Tag: Self-Immolation

We Were Told

We wanted single payer, but were told we couldn’t get it, so we may as well not try.

We wanted a hybrid European-style system, but were told we couldn’t get it, so we may as well not try.

We wanted a robust public option, and we wondered why the president wasn’t working hard to get one, but we were told to ignore the pronouncements of members of his cabinet and staff that the public option wasn’t that important, and only listen to his own occasional statements that he wanted a public option.

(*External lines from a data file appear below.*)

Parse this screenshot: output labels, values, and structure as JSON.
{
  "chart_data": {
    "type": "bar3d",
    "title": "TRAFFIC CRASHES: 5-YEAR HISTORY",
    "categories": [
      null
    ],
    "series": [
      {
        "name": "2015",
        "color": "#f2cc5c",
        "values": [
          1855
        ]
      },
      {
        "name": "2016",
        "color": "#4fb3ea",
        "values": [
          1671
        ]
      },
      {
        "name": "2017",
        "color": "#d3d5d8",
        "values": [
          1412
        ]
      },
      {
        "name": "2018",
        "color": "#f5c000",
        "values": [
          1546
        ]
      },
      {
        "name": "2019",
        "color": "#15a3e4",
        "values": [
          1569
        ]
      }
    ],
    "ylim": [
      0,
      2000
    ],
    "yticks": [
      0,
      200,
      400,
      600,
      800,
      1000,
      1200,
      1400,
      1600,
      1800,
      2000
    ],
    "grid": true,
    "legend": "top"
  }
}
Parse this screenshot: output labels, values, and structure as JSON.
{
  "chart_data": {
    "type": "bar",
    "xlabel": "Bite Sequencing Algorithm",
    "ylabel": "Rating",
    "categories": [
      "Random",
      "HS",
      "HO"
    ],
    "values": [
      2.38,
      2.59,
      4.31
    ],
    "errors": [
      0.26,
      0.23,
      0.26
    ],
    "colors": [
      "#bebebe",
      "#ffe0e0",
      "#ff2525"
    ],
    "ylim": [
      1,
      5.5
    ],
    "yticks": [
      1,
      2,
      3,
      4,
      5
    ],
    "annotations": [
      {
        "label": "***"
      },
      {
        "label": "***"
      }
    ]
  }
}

We were told that we shouldn’t worry that he wasn’t out fighting for a public option, and that he never drew a line in the sand, because we didn’t know what was going on behind the scenes, we didn’t understand the strategy, and the president would get us the public option that he kept saying he wanted.

We were told to accept mandates.

We were told to accept a public option with triggers.

We were told to accept a public option with opt-out.

We were told to accept a public option that still left millions of people out.

Finally, we were told the public option wasn’t that important, anyway.

Finally, we were told that after months of being told that we didn’t understand the strategy that was going to get us the public option, it wasn’t that important, anyway.

We were told to accept the Medicare buy-in, because that would be a huge step in the right direction, even if it was unclear whether there would be subsidies actually enabling people to buy in.

We were told to accept the Medicare buy-in, because that would be a huge step in the right direction, even if it left even more millions of people out.

Now, we’re being told that the Medicare buy-in isn’t important, either.

No matter how much “reform” is defined down, we are told to accept it and like it and support it.

And we still don’t know what we will get!

We are being told to support whatever we get, and we still don’t know what that will be!

I wonder how many will accept literally anything.

I wonder how many just want to pass something, anything, so we can pat ourselves on the back and claim to have reformed health care.

I have a simple question: what about Stupak? If Stupak remains in the bill, will we be told to accept that, too?

I have another question: is there any degree of compromise, of unilateral knee-capping, that will render the bill unacceptable?

Perhaps, for the sake of consensus, we ought simply to pass a Sense of the Senate resolution stating that “health care is good.”